1326. Schon werden die Tage länger. Bald lockt der Frühling. Die Kälte kann nicht ewig dauern! Die Sonne wird irgendwann wieder unter ihrer grauen Decke hervorkriechen. Nicht verzagen! Die Devise ist, sich auf die freundliche Welt des Frühlings vorzubereiten. Neben den Ententeichläufchen machte ich zu Hause Krafttraining und wartete auf wärmere Tage. Am Freitag ging es dann wieder zum Waldsee. Der Schrecken vom Belastungstest war verschmerzt. Ich glaube, chronisch krank sein heißt: Es kommen immer wieder gesundheitliche Aufreger und dann geht es doch irgendwie weiter. Die Kunst ist, sich nicht aus der Bahn werfen zu lassen und das eigenen Leben zu leben.

Am letzten Sonntag (Tag 1320), am Montag (Tag 1321) und am Dienstag (Tag 1322) bin ich nur zum Ententeich gelaufen. Am Dienstag lief es gut. Die sieben Ententeichtage in Folge waren die perfekte Erholung nach den sieben Waldseerunden in Folge.

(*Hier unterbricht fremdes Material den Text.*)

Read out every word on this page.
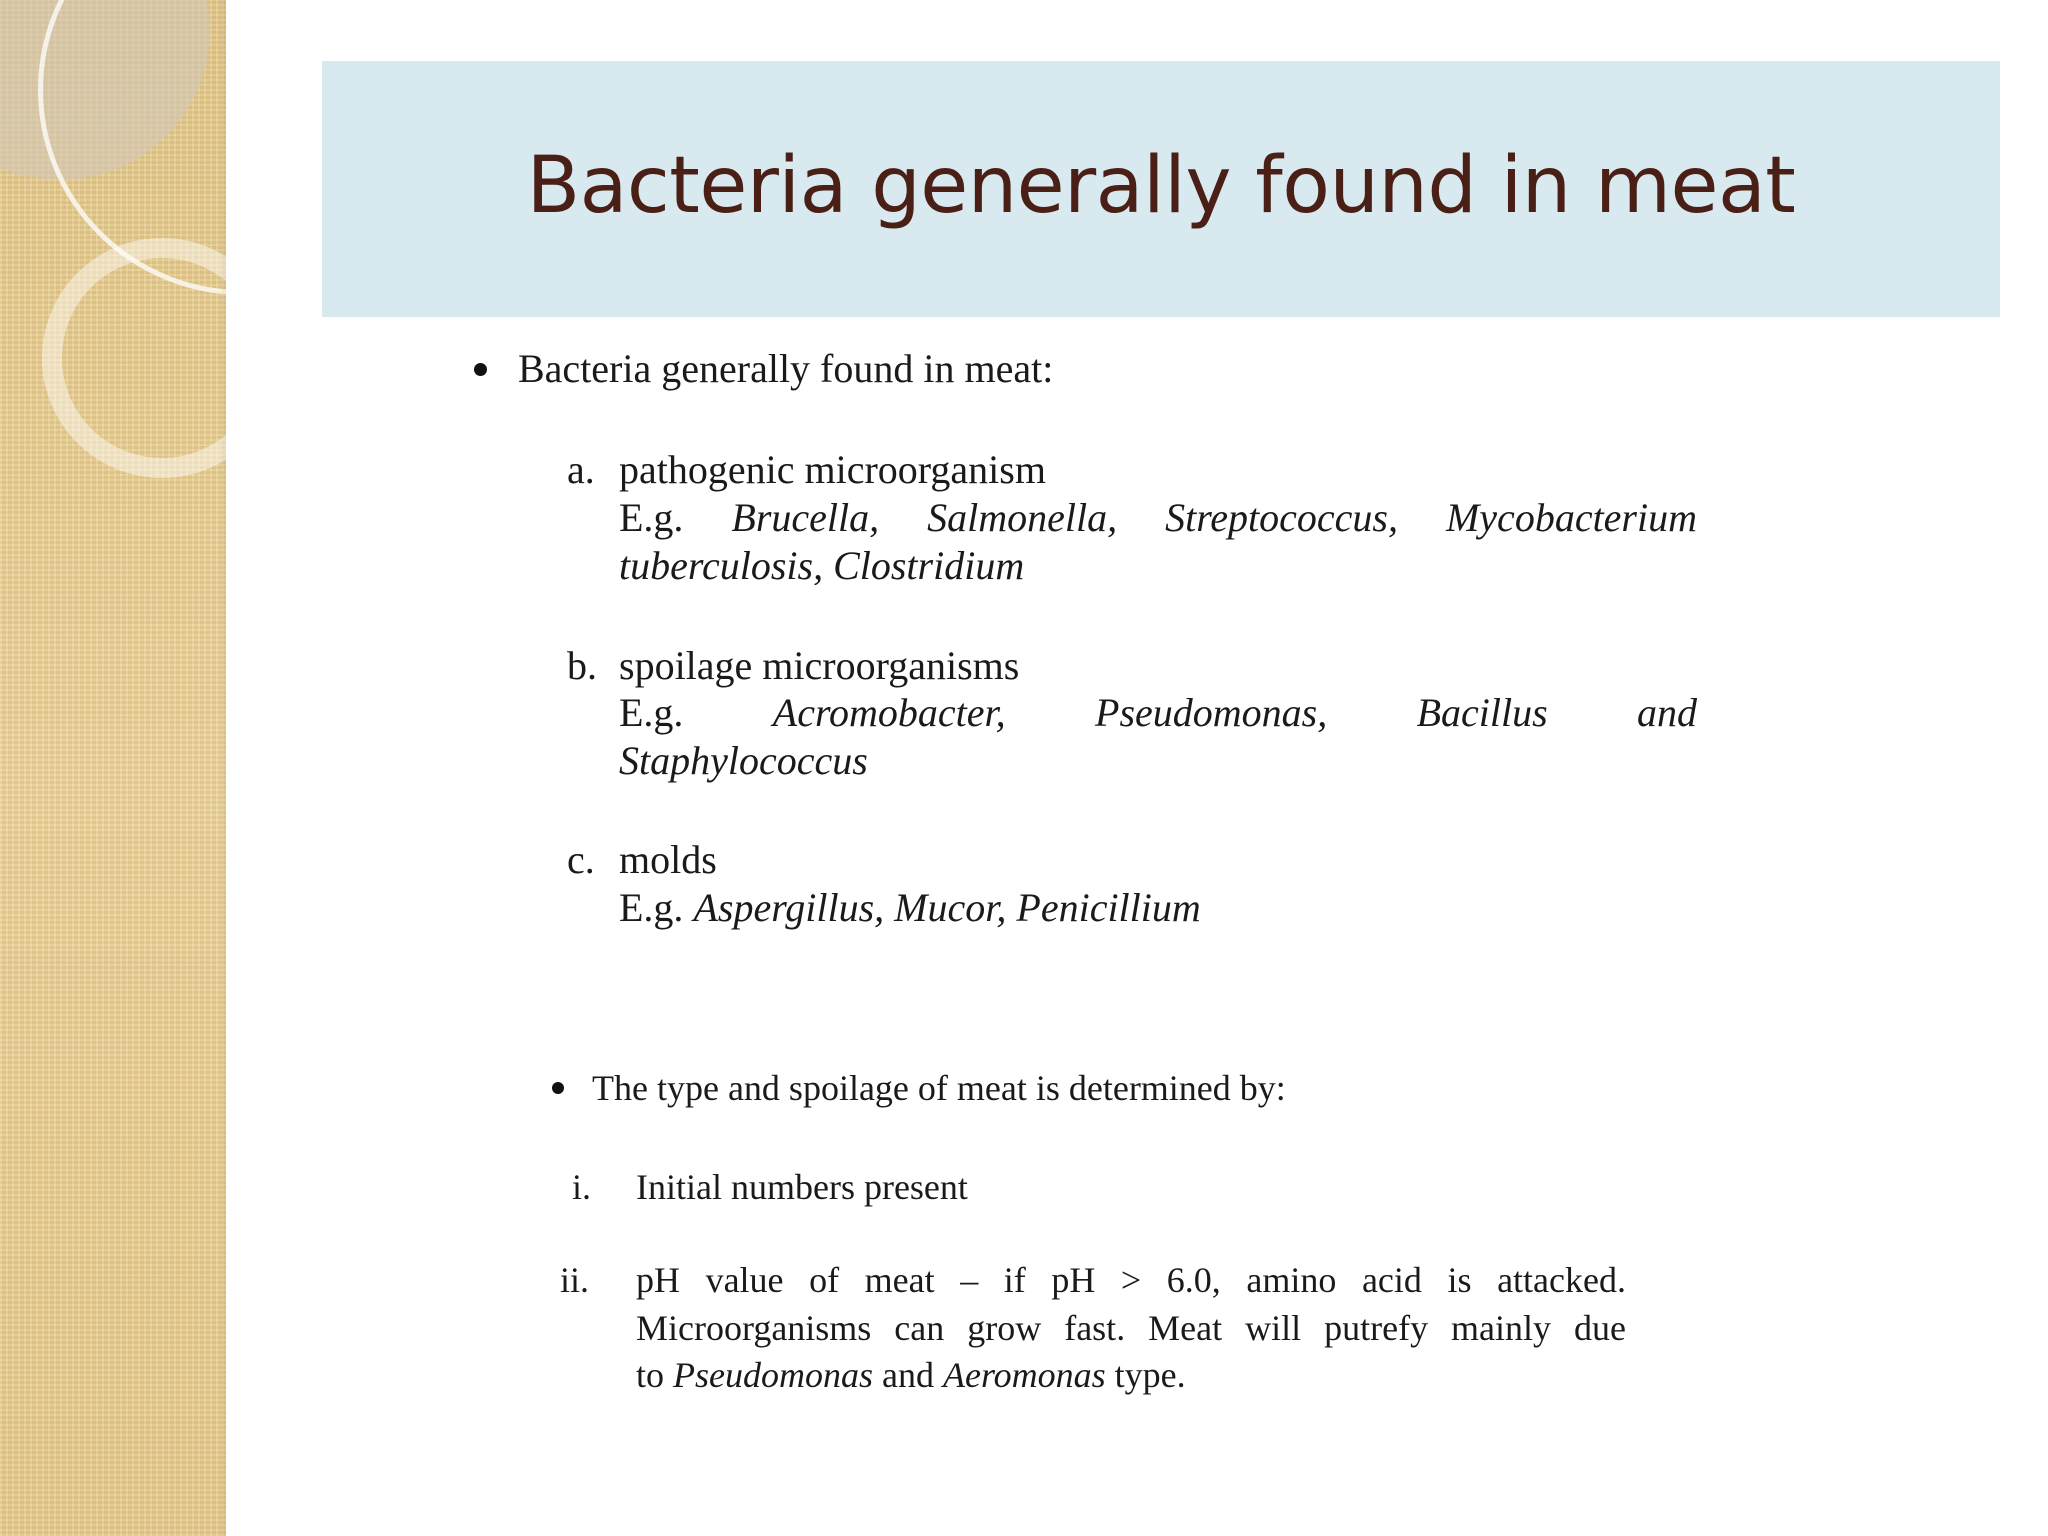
Bacteria generally found in meat
Bacteria generally found in meat:
a. pathogenic microorganism
E.g. Brucella, Salmonella, Streptococcus, Mycobacterium
tuberculosis, Clostridium
b. spoilage microorganisms
E.g. Acromobacter, Pseudomonas, Bacillus and
Staphylococcus
c. molds
E.g. Aspergillus, Mucor, Penicillium
The type and spoilage of meat is determined by:
i. Initial numbers present
ii. pH value of meat – if pH > 6.0, amino acid is attacked.
Microorganisms can grow fast. Meat will putrefy mainly due
to Pseudomonas and Aeromonas type.
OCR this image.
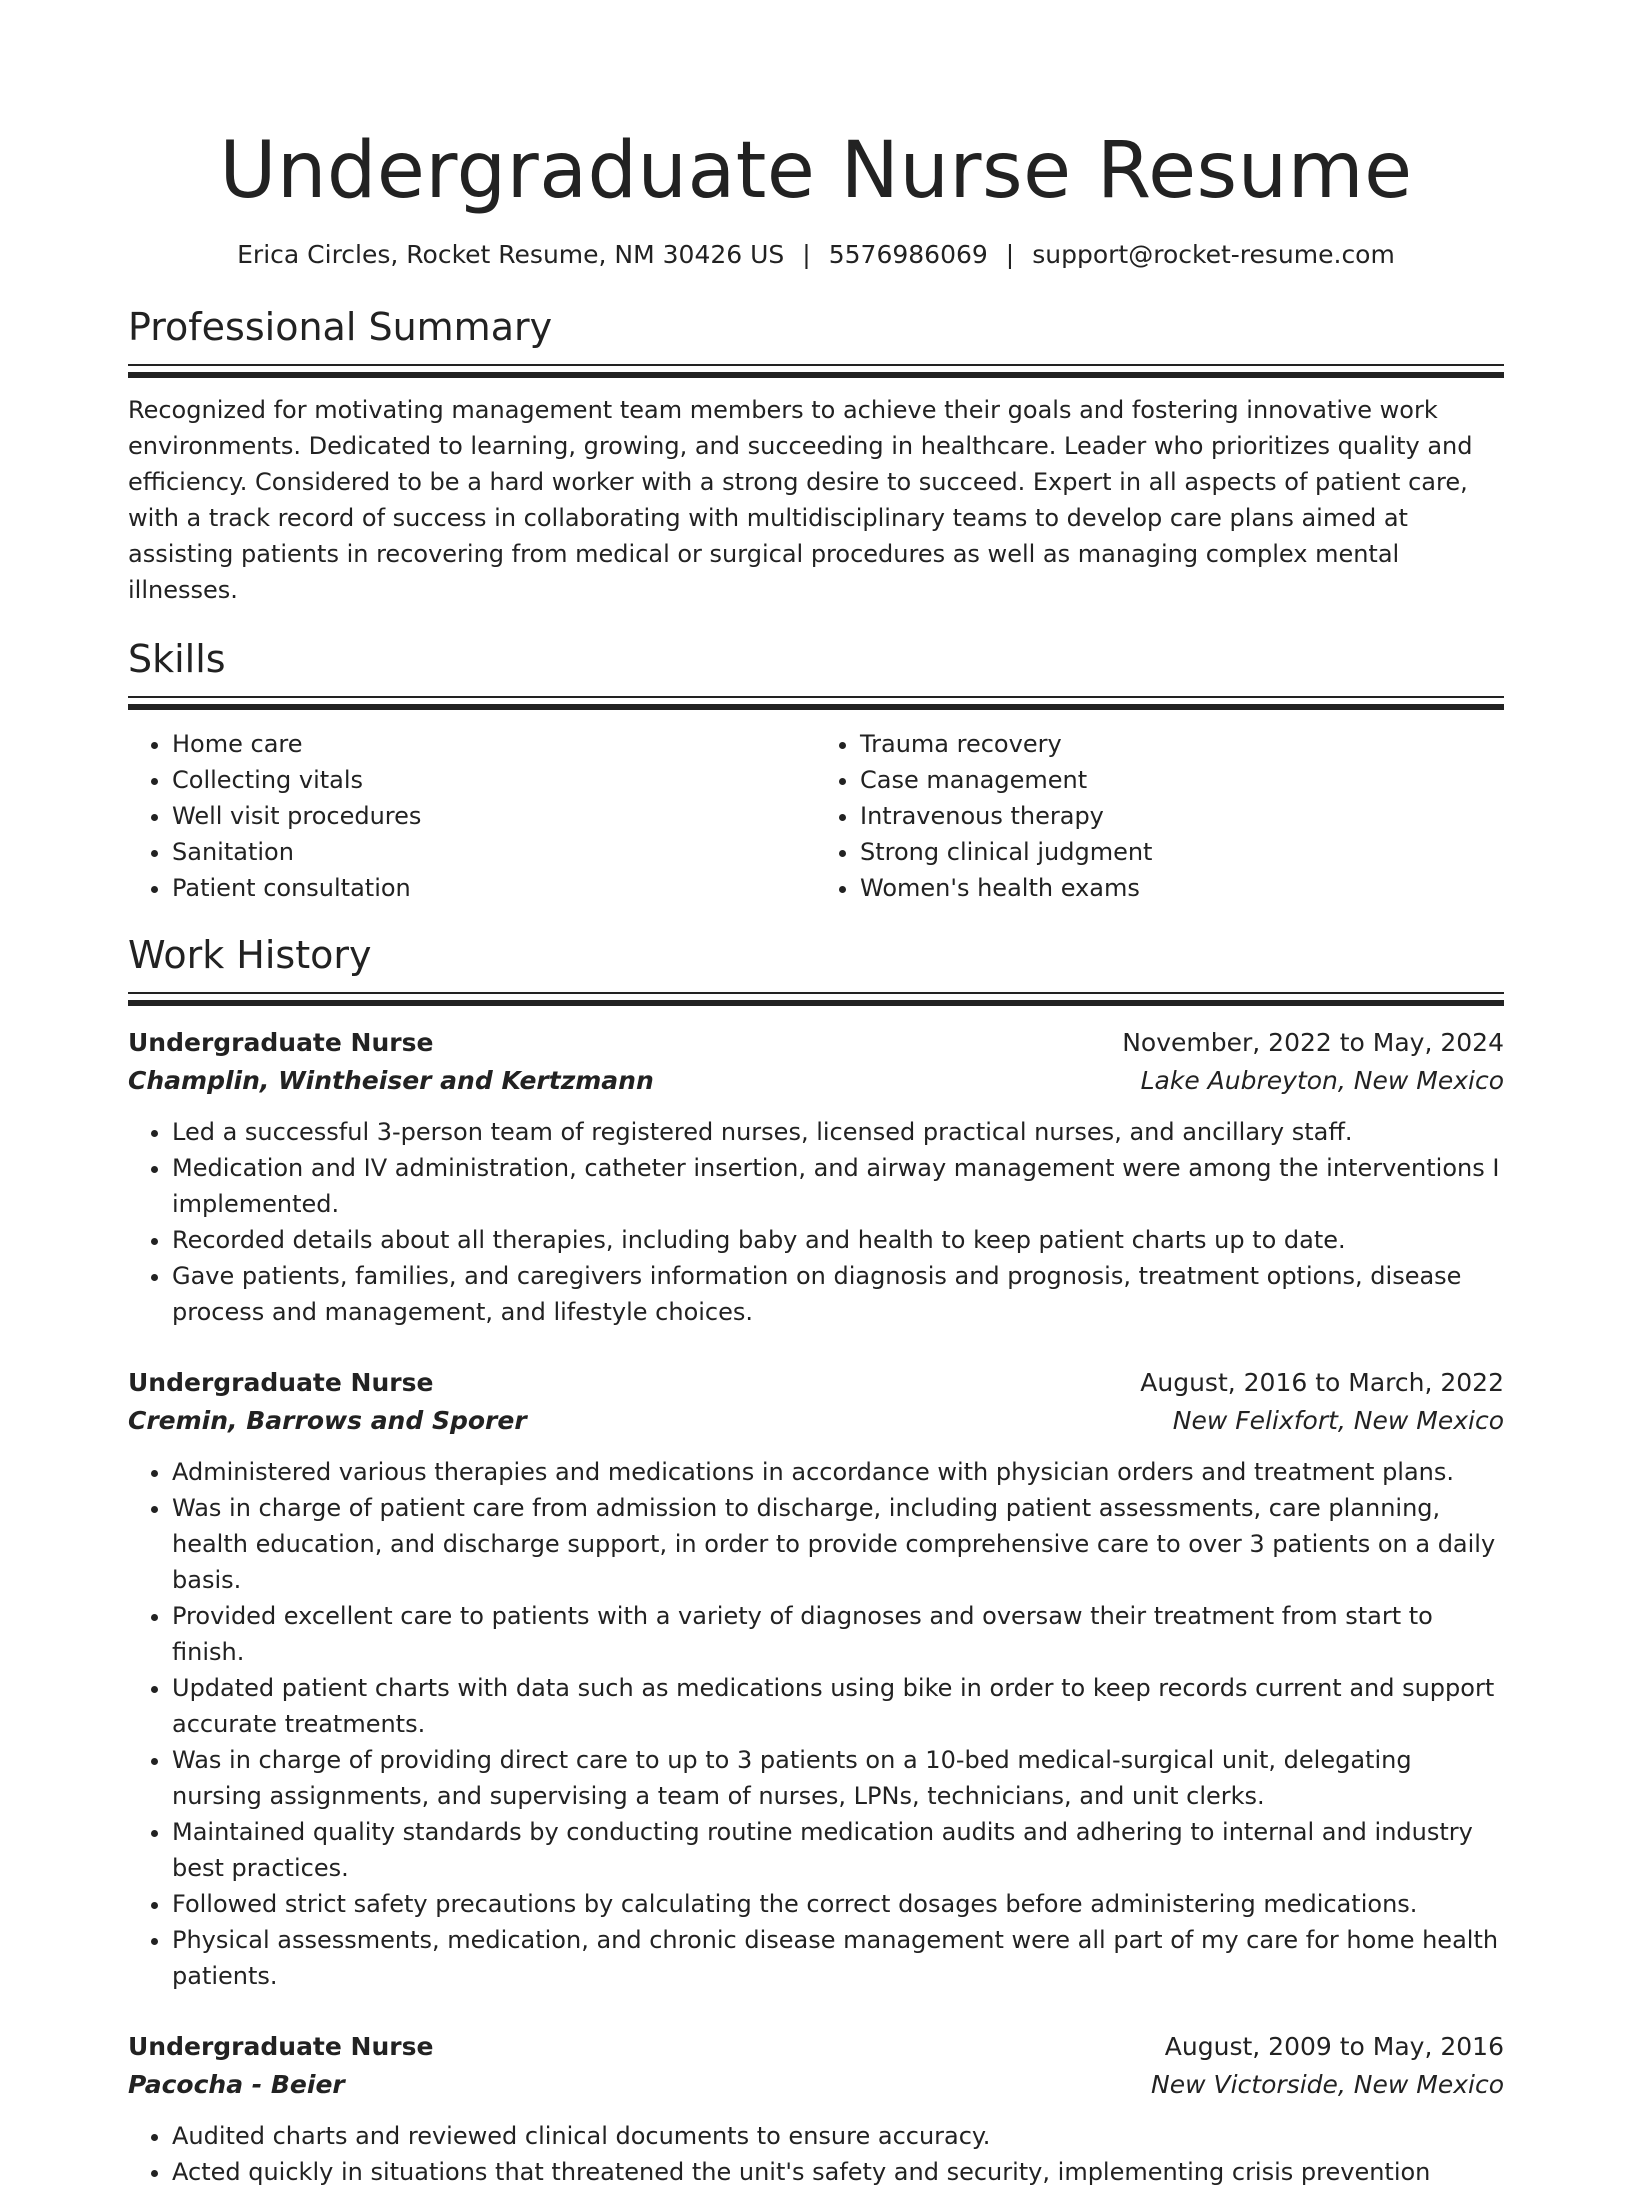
Undergraduate Nurse Resume
Erica Circles, Rocket Resume, NM 30426 US | 5576986069 | support@rocket-resume.com
Professional Summary
Recognized for motivating management team members to achieve their goals and fostering innovative work environments. Dedicated to learning, growing, and succeeding in healthcare. Leader who prioritizes quality and efficiency. Considered to be a hard worker with a strong desire to succeed. Expert in all aspects of patient care, with a track record of success in collaborating with multidisciplinary teams to develop care plans aimed at assisting patients in recovering from medical or surgical procedures as well as managing complex mental illnesses.
Skills
• Home care
• Collecting vitals
• Well visit procedures
• Sanitation
• Patient consultation
• Trauma recovery
• Case management
• Intravenous therapy
• Strong clinical judgment
• Women's health exams
Work History
Undergraduate Nurse	November, 2022 to May, 2024
Champlin, Wintheiser and Kertzmann	Lake Aubreyton, New Mexico
• Led a successful 3-person team of registered nurses, licensed practical nurses, and ancillary staff.
• Medication and IV administration, catheter insertion, and airway management were among the interventions I implemented.
• Recorded details about all therapies, including baby and health to keep patient charts up to date.
• Gave patients, families, and caregivers information on diagnosis and prognosis, treatment options, disease process and management, and lifestyle choices.
Undergraduate Nurse	August, 2016 to March, 2022
Cremin, Barrows and Sporer	New Felixfort, New Mexico
• Administered various therapies and medications in accordance with physician orders and treatment plans.
• Was in charge of patient care from admission to discharge, including patient assessments, care planning, health education, and discharge support, in order to provide comprehensive care to over 3 patients on a daily basis.
• Provided excellent care to patients with a variety of diagnoses and oversaw their treatment from start to finish.
• Updated patient charts with data such as medications using bike in order to keep records current and support accurate treatments.
• Was in charge of providing direct care to up to 3 patients on a 10-bed medical-surgical unit, delegating nursing assignments, and supervising a team of nurses, LPNs, technicians, and unit clerks.
• Maintained quality standards by conducting routine medication audits and adhering to internal and industry best practices.
• Followed strict safety precautions by calculating the correct dosages before administering medications.
• Physical assessments, medication, and chronic disease management were all part of my care for home health patients.
Undergraduate Nurse	August, 2009 to May, 2016
Pacocha - Beier	New Victorside, New Mexico
• Audited charts and reviewed clinical documents to ensure accuracy.
• Acted quickly in situations that threatened the unit's safety and security, implementing crisis prevention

Am Mittwoch (Tag 1323) war ich am Ententeich. Vorher war ich beim Lungenarzt. Die Lungenfunktion  blieb einigermaßen stabil, aber hinter meinen Erwartungen zurück. Der Blutdruck war beim Belastungstest viel zu hoch. Vielleicht habe ich vorher zu viel vom Medikament genommen? Oder ich war zu aufgeregt? Die Atmung ist gefühlt besser. Der Termin beim Trainings-Profi ist leider ausgefallen. Vorerst werde ich mich mit einem selbstgeschneiderten Kraft-Programm über die kalten Tage retten. Läuferisch will ich noch ein paar Tage kürzer treten. Ich denke, ein bisschen Zurückhaltung tut dem Blutdruck gut. Der Ausdauer schadet das hoffentlich nicht. Vielleicht freut sich ja die Lunge, wenn sie nicht so viel Eisluft abbekommt.

Am Donnerstag (Tag 1324) war ich wieder auf der Ententeichrunde. Locker und mit normaler Medikation ging es recht gut. Auf dem vereisten Schlittenhügel hatten kleine Jungs eine Parkbank hinauf gewuchtet. Oben setzten sie sich auf die Parkbank und sausten auf der Parkbank sitzend ins Tal. Der Jubel über die geglückte Fahrt war riesengroß. Abends habe ich mein Kraftprogramm plus Dehnen absolviert.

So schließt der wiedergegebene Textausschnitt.